Beliau adalah persis sebagaimana judul di atas. Tidak lebih dan tidak kurang. Di dalam kitab-kitab thabaqat yang ada dalam kepustakaan saya pribadi, saya bahkan tidak menemukan nama beliau. Satu-satunya kitab yang mencantumkan nama beliau di dalamnya adalah Nafahat al-Unsi min Hadharat al-Qudsi karya Mulla ‘Abdurrahman al-Jami.

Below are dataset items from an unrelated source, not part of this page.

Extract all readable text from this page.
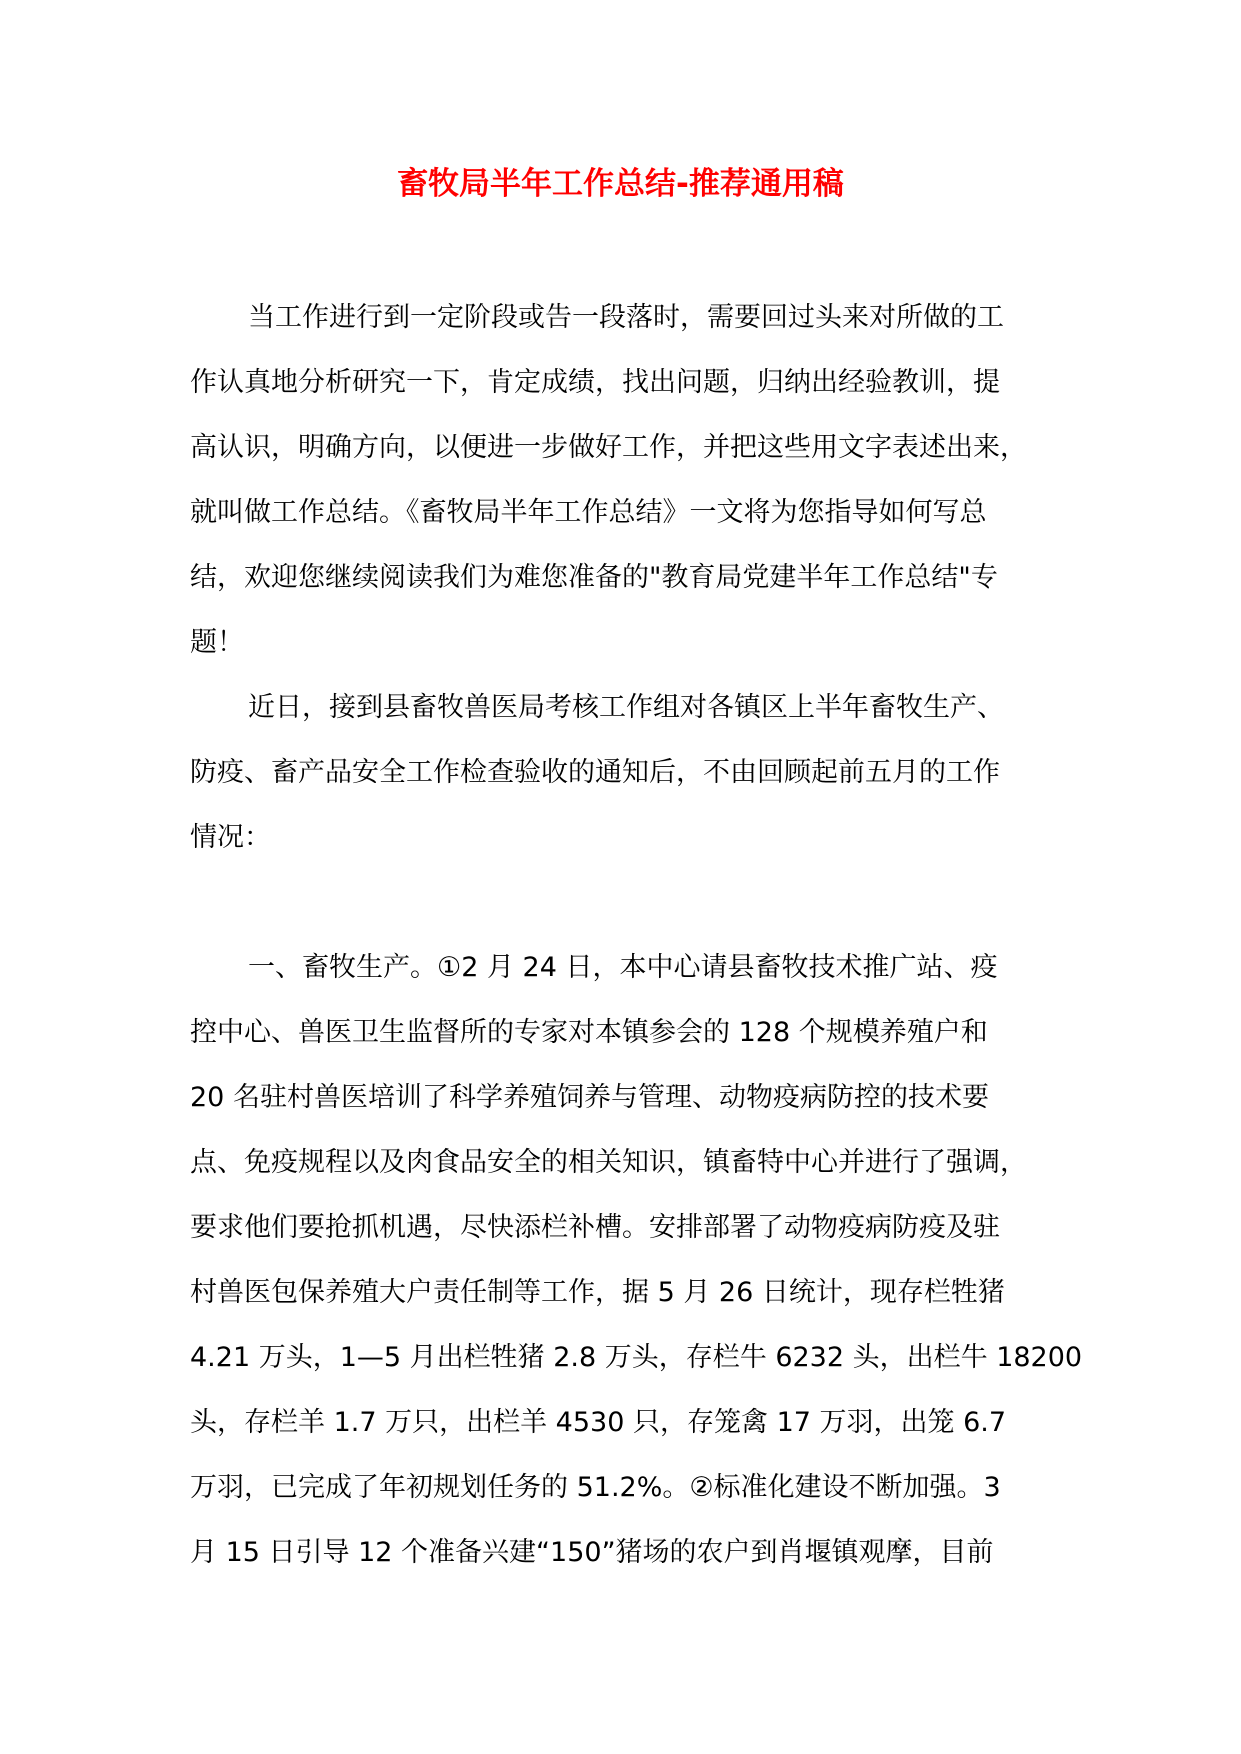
畜牧局半年工作总结-推荐通用稿
当工作进行到一定阶段或告一段落时，需要回过头来对所做的工
作认真地分析研究一下，肯定成绩，找出问题，归纳出经验教训，提
高认识，明确方向，以便进一步做好工作，并把这些用文字表述出来，
就叫做工作总结。《畜牧局半年工作总结》一文将为您指导如何写总
结，欢迎您继续阅读我们为难您准备的"教育局党建半年工作总结"专
题！
近日，接到县畜牧兽医局考核工作组对各镇区上半年畜牧生产、
防疫、畜产品安全工作检查验收的通知后，不由回顾起前五月的工作
情况：
一、畜牧生产。①2 月 24 日，本中心请县畜牧技术推广站、疫
控中心、兽医卫生监督所的专家对本镇参会的 128 个规模养殖户和
20 名驻村兽医培训了科学养殖饲养与管理、动物疫病防控的技术要
点、免疫规程以及肉食品安全的相关知识，镇畜特中心并进行了强调，
要求他们要抢抓机遇，尽快添栏补槽。安排部署了动物疫病防疫及驻
村兽医包保养殖大户责任制等工作，据 5 月 26 日统计，现存栏牲猪
4.21 万头，1—5 月出栏牲猪 2.8 万头，存栏牛 6232 头，出栏牛 18200
头，存栏羊 1.7 万只，出栏羊 4530 只，存笼禽 17 万羽，出笼 6.7
万羽，已完成了年初规划任务的 51.2%。②标准化建设不断加强。3
月 15 日引导 12 个准备兴建“150”猪场的农户到肖堰镇观摩，目前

Satu-satunya riwayat tentang beliau adalah apa yang diceritakan oleh Syaikh Abu ‘Abdillah bin al-Khafif bahwa selama tiga puluh tahun beliau senantiasa berpuasa. Terus menerus dengan tanpa jeda. Ketika datang waktu naza’ karena sakaratul maut, orang-orang yang membasahkan kapas. Lalu, ditaruhlah kapas tersebut di mulutnya. Beliau melepeh kapas itu. Setelah itu, beliau wafat dalam keadaan berpuasa.

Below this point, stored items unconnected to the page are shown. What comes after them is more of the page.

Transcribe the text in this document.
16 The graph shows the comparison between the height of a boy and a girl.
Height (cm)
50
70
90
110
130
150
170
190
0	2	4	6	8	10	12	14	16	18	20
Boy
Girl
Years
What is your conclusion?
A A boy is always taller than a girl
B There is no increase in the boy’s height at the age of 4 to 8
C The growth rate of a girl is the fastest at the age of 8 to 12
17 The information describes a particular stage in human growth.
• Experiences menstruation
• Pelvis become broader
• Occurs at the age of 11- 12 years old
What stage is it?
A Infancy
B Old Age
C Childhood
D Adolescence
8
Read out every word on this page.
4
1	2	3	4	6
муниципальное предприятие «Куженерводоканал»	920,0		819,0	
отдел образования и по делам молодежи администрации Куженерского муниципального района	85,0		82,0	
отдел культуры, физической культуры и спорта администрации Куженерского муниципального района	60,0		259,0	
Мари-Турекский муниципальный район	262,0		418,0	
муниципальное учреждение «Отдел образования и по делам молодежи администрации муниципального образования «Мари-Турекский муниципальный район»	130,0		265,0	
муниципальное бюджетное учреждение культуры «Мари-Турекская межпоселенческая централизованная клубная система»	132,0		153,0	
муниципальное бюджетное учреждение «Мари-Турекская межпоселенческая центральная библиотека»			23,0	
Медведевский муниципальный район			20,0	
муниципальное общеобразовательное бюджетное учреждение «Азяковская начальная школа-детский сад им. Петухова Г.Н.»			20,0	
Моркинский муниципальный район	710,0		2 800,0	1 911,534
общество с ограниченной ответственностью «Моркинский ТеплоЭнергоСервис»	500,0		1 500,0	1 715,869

Kemungkinan sangat banyak peristiwa-peristiwa penting secara spiritual yang berkaitan dengan Syaikh Abubakar al-Iskaf itu. Akan tetapi yang didedahkan oleh Kitab Nafahat cuma cerita itu saja. Selebihnya tidak ada. Mungkin memang begitu. Mungkin juga karena sengaja “disembunyikan” oleh seseorang demi “kemuliaannya.”
Terlepas dari hal itu, pelajaran apakah yang bisa kita ambil dari sepotong cerita hidupnya itu? Di zaman seperti sekarang di mana orang-orang berlomba-lomba untuk senantiasa memenuhi kepuasan lahiriah masing-masing, sungguh menahan diri dari apa pun dengan cara berpuasa merupakan hal yang begitu langka.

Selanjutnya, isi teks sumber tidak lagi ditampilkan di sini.